The role of chief executive officer (CEO) personal characteristics in shaping corporate policies has attracted increasing academic attention in the past two decades. In this review, the authors synthesize extant research on CEO attributes by reviewing 232 articles published in 29 journals from the accounting, finance and management literature. This review provides an overview of existing findings, highlights current trends and interdisciplinary differences in research approaches and identifies potential avenues for future research.

Design/methodology/approach

To review the literature on CEO attributes, the authors manually collected peer-reviewed articles in accounting, finance and management journals from 2000 to 2021. The authors conducted in-depth analysis of each paper and manually recorded the theories, data sources, country of study, study period, measures of CEO attributes and dependent variables. This procedure helped the authors group the selected articles into themes and sub-themes. The authors compared the findings in various disciplines and provided direction for future research.

Findings

The authors highlight the role of CEO personal attributes in influencing corporate decision-making and firm outcomes. The authors categorize studies of CEO traits into three main research themes: (1) demographic attributes and experience (including age, gender, culture, experience, education); (2) CEO interactions with others (social and political networks) and (3) underlying attributes (including personality, values and ideology).

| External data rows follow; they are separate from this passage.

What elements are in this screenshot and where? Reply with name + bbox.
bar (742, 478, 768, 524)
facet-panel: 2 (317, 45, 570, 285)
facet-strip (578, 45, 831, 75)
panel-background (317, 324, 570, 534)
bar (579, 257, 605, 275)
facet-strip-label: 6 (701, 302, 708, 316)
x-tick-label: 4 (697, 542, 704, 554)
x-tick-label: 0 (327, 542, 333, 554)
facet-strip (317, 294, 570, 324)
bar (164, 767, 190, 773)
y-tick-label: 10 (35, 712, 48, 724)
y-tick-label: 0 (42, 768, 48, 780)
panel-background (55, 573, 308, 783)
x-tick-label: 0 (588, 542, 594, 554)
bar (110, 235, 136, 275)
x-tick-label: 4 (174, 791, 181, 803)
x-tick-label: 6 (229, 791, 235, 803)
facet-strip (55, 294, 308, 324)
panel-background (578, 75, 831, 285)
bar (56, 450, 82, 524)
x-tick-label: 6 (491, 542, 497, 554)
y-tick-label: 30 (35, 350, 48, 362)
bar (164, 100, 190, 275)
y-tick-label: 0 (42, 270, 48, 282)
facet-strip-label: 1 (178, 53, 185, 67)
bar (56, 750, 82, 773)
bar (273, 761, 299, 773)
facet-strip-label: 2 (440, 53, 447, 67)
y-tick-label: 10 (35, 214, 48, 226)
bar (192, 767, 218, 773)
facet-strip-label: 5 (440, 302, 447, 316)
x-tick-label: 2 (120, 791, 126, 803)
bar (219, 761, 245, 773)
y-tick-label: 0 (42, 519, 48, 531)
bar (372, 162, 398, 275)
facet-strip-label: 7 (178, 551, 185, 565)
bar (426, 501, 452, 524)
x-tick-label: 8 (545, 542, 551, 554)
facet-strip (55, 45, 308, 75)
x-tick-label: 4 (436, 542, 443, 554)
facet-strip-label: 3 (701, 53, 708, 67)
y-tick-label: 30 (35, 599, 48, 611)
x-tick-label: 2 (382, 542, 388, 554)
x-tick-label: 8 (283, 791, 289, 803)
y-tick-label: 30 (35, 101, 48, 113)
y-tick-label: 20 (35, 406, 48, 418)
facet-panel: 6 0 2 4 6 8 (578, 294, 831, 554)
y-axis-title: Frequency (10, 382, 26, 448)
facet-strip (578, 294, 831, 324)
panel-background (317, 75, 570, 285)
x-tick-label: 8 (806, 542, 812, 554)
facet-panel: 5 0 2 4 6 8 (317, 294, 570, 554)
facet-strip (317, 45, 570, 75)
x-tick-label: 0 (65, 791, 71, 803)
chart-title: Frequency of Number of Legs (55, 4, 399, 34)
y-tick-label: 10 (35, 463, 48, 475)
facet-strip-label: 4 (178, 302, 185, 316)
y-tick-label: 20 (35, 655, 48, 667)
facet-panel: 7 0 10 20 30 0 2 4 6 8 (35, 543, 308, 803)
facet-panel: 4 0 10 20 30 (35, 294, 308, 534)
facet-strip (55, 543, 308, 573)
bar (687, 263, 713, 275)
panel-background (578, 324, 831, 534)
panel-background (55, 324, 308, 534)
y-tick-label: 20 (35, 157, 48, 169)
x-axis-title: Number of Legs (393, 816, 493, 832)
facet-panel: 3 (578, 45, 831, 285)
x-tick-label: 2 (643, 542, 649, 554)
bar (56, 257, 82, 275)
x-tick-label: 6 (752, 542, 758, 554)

The evidence shows that CEO characteristics significantly affect a wide range of specific corporate policies that serve as mechanisms through which individual CEOs determine firm success and performance.

Practical implications

CEO selection is one of the most crucial decisions made by corporations. The study findings provide valuable insights to corporate executives, boards, investors and practitioners into how CEOs’ personal characteristics can impact future firm decisions and outcomes that can, in turn, inform the high-stake process of CEO recruitment and selection. The study findings have significant practical implications for corporations, such as contributing to executive training programs, to assist executives and directors attain a greater level of self-awareness.

Originality/value

Building on the theoretical foundation of upper echelons theory, the authors offer an integrated theoretical framework to consolidate existing empirical research on the impacts of CEO personal attributes on firm outcomes across accounting and finance (A&F) and management literature. The study findings provide a roadmap for scholars to bridge the interdisciplinary divide between A&F and management research. The authors advocate a more holistic and multifaceted approach to examining CEOs, each of whom embodies a myriad of personal characteristics that comprise their unique identity. The study findings encourage future researchers to expand the investigation of the boundary conditions that magnify or moderate the impacts of CEO idiosyncrasies.